A settlement conference was held earlier this month and allowed the 11 municipalities named in the suit to update both a state district judge and members of Save the Sound on where their respective communities stand.

Brown, who attended the conference, said that while schedules outlining work have been drawn up for most of the communities, some continue to lag behind.

So far, aside from the village of Mamaroneck, which was under a 2014 consent order from the New York state Department of Environmental Conservation, DEC, to conduct an evaluation of its sewers, Brown said other communities have floundered in taking significant steps toward doing the same.

“We’re asking for—in the case of each of the communities in the Long Island Sound watershed—[communities] to do a Sanitary Sewer Evaluation Study and then have a coordinated strategy for their repairs,” she said.

A lawsuit filed in 2015 originally targeted the named communities’ adherence to the EPA’s Clean Water Act, alleging that deficient and neglected sewer infrastructure has led to untreated waste entering the Long Island Sound via sanitary sewer overflows. But Roger Reynolds, legal director for Save the Sound, said that federal suit has since been put “temporarily on hold.”

“We are working toward a resolution where the [municipalities] would create a regional solution,” Reynolds said. “But if that doesn’t happen, then the litigation process—which is not ideal—would be the way to go.”

Specifically, Reynolds said, instead of litigation, the group will push to see greater cooperation between communities who manage common infrastructure and are situated in a mutual network of waterways, and ideally a more clearly defined assessment of the problem itself.

“It’s not about any specific town or community, it’s the entire problem,” Reynolds said. “It’s one big system that flows in and out of each other.”

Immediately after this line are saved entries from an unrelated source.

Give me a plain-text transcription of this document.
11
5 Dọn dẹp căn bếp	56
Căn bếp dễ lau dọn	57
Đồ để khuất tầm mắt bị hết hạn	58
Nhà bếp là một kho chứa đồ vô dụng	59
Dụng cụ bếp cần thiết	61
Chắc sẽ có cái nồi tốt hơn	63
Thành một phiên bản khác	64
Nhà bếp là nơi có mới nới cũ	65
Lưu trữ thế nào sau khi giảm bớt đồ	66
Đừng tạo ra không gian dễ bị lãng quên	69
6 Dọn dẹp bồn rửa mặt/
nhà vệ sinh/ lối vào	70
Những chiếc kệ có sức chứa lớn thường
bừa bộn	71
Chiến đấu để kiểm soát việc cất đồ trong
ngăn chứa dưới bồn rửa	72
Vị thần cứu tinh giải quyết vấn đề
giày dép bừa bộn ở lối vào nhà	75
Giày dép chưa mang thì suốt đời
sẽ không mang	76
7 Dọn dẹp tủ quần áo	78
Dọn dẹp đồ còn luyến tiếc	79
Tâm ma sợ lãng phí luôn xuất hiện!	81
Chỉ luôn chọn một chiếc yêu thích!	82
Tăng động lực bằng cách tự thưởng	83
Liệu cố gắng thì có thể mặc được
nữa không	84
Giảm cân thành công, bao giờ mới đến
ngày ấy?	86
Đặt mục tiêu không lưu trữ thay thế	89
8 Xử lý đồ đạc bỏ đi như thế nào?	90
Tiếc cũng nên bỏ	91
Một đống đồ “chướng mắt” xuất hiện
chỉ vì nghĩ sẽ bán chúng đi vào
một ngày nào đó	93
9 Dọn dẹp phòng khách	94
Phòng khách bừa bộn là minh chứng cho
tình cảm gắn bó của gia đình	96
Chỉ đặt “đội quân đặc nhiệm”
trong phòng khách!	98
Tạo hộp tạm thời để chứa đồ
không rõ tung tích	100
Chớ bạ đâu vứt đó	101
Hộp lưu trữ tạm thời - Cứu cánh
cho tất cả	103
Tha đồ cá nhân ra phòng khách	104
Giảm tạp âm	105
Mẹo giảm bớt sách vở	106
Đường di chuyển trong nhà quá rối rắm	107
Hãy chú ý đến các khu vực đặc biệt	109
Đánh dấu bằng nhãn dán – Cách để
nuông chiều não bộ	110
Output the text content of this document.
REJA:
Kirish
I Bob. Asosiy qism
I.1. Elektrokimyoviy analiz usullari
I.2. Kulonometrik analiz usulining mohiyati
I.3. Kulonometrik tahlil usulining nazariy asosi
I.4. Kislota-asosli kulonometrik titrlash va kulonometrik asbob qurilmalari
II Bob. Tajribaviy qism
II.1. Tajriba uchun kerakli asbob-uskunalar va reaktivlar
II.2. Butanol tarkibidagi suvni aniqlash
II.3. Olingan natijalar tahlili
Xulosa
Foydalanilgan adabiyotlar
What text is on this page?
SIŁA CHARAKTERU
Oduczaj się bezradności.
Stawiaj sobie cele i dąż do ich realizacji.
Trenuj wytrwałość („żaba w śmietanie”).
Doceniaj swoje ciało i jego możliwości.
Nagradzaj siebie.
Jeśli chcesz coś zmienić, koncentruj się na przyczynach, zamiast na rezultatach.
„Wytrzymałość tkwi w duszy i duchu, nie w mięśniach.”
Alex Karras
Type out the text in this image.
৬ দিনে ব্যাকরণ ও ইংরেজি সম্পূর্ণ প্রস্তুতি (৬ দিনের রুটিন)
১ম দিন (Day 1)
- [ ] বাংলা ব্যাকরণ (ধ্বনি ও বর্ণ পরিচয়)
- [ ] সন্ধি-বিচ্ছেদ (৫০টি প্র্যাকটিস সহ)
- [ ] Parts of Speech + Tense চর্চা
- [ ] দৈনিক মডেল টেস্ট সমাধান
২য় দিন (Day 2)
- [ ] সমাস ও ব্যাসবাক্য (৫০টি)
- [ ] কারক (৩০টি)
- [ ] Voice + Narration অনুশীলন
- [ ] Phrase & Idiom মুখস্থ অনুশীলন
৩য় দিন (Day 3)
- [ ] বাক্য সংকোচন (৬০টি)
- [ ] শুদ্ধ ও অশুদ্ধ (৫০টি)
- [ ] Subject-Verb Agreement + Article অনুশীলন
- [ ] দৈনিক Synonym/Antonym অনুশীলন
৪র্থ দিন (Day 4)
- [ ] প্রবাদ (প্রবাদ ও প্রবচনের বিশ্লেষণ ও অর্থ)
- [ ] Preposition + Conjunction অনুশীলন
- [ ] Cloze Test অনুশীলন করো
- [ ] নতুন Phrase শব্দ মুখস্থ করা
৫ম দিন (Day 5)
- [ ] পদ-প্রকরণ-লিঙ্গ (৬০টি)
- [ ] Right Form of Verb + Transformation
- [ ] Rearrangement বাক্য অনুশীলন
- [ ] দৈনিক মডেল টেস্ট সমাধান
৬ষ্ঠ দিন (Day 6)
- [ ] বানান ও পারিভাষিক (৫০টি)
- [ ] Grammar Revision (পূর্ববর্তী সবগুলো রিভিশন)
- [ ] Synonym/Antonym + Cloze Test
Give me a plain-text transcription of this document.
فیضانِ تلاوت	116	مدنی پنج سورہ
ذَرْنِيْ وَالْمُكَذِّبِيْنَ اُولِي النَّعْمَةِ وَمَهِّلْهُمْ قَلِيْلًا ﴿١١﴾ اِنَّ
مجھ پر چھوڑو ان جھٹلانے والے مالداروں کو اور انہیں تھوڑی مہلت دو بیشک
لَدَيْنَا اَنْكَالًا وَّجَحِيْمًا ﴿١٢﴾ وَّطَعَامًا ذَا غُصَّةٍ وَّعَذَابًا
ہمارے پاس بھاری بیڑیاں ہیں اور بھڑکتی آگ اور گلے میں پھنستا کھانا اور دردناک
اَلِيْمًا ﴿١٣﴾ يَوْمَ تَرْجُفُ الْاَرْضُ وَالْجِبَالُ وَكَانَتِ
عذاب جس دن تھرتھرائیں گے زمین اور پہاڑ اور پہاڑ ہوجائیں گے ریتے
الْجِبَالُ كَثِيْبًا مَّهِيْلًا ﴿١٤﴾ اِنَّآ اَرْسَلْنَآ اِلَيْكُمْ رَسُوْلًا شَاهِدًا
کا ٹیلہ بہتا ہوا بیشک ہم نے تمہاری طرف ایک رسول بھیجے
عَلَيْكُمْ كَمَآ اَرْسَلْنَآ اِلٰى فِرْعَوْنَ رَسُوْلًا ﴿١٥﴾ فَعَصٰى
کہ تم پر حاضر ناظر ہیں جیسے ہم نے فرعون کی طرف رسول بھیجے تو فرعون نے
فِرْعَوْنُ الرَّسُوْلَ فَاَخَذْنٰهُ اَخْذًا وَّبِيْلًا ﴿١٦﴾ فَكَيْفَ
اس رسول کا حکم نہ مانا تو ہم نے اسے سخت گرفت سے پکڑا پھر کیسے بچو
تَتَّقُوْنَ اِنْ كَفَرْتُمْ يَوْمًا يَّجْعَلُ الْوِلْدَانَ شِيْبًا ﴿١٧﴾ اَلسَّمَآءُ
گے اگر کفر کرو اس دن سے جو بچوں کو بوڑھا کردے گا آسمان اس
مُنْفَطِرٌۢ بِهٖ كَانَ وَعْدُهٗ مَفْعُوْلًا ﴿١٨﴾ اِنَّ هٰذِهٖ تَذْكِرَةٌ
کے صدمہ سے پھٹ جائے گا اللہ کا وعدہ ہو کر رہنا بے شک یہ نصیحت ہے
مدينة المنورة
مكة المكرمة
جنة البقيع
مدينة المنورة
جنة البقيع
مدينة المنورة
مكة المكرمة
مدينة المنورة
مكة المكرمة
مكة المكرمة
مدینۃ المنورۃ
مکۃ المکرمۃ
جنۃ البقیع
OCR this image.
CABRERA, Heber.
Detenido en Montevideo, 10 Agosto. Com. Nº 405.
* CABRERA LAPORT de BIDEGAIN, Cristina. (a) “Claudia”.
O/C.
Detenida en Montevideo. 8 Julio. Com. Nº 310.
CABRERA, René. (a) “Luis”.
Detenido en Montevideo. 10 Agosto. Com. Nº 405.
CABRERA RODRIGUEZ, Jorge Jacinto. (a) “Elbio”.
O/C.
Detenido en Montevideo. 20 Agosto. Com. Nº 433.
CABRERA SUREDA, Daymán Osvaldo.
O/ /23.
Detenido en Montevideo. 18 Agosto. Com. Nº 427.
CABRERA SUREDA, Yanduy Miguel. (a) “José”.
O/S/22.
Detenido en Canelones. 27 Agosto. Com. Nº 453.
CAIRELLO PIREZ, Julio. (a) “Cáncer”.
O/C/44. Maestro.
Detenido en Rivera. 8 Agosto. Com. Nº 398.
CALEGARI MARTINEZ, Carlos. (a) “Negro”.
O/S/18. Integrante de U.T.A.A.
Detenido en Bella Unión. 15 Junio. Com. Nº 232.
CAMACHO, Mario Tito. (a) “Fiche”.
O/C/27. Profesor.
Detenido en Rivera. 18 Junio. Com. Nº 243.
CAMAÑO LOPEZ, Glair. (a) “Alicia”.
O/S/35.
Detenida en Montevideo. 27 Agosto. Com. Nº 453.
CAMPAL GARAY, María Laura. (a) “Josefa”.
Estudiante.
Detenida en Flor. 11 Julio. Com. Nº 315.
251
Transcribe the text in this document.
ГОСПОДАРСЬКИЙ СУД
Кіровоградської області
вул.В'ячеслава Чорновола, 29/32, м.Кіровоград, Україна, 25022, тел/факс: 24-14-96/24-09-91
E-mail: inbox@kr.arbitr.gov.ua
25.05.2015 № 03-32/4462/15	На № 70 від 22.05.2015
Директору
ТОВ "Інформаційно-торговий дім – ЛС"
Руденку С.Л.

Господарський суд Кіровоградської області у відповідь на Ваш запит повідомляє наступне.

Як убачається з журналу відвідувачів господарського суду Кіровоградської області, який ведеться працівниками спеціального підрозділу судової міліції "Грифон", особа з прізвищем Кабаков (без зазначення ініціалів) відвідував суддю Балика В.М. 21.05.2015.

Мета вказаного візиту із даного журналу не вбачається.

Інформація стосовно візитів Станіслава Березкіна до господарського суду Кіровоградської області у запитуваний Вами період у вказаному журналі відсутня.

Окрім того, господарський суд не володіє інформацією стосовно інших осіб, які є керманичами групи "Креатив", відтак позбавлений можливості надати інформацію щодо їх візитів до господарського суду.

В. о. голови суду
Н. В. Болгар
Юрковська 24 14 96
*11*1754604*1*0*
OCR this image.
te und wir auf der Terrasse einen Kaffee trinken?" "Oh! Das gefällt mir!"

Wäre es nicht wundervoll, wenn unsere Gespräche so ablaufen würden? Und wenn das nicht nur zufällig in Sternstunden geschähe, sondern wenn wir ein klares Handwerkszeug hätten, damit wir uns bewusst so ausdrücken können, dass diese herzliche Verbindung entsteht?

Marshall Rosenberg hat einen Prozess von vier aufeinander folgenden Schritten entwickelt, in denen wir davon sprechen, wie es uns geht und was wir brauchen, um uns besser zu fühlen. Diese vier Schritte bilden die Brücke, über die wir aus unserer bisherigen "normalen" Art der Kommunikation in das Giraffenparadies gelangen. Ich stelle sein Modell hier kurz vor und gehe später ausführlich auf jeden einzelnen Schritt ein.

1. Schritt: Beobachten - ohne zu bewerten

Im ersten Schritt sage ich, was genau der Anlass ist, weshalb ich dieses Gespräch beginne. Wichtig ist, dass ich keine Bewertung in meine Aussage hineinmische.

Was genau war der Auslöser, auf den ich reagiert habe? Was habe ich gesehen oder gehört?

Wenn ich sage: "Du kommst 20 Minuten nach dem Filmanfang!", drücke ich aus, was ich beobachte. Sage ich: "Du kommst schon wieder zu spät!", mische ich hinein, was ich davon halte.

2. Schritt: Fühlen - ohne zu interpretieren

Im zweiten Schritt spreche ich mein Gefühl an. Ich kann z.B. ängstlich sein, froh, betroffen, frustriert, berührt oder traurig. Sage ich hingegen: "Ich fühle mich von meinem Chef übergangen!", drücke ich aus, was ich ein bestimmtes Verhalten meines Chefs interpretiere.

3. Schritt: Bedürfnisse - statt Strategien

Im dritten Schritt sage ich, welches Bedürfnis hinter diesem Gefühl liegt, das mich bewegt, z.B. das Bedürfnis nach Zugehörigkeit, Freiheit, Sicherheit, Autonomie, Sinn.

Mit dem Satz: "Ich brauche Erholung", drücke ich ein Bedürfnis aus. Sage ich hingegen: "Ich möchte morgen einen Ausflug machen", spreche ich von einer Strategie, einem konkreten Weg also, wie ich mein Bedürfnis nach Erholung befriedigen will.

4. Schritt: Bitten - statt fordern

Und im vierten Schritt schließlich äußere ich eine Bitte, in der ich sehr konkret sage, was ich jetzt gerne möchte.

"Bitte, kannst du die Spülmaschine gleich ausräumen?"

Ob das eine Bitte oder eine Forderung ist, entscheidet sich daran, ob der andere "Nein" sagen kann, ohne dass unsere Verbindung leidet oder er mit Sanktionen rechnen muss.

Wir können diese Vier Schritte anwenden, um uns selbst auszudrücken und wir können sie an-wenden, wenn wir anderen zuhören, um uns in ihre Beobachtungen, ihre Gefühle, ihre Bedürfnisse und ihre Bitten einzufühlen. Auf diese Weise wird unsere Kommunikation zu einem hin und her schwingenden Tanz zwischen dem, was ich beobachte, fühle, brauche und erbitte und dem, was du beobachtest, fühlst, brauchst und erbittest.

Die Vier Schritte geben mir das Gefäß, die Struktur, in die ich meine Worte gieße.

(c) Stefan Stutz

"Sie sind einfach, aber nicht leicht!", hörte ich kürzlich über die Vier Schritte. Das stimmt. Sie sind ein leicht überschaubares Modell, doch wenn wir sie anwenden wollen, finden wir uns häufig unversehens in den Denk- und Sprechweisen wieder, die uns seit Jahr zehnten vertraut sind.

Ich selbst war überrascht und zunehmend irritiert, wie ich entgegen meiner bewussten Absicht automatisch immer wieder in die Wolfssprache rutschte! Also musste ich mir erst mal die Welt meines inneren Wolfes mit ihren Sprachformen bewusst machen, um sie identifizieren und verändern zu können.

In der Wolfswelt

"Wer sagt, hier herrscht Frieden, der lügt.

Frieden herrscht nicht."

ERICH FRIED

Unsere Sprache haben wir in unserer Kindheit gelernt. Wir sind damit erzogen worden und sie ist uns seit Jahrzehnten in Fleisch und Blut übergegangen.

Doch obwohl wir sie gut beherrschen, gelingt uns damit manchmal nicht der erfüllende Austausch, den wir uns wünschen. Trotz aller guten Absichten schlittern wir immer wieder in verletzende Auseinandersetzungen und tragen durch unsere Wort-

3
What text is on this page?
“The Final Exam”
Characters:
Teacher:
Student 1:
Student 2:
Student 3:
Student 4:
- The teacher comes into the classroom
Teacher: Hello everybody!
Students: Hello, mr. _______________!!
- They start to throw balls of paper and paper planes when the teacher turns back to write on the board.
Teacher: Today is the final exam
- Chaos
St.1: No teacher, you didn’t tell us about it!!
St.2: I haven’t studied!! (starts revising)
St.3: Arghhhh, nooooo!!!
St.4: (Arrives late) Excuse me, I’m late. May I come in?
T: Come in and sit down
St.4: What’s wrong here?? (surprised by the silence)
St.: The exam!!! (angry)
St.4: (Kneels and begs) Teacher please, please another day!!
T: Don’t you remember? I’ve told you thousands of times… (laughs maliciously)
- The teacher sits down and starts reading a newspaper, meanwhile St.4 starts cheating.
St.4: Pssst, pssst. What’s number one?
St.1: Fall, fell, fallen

Reynolds said similar cooperative solutions have shown some efficacy in the past, some of which are taking place in New York state.

Reynolds points to a similar effort launched in Albany, New York, in 2015 that leveraged a DEC consent order to bring multiple cities, villages and towns together to rectify pollution spurred by deficient sewer infrastructure under mandated deadlines.

Among the initiatives to stem from  a consent order in Albany, are various intermunicipal sewer agreements that also add clear deadlines and definitions to communities’ pollution problems.

According to Reynolds, a settlement with the Westchester communities named in the lawsuit may be nearing. He estimated a decision may be coming in the next two months.

“We just really want to see the problem get solved,” he said.

Due to ongoing litigation, Mamaroneck Village Manager Richard Slingerland declined to comment. Rye City Attorney Kristen Wilson could not be reached for comment, as of press time.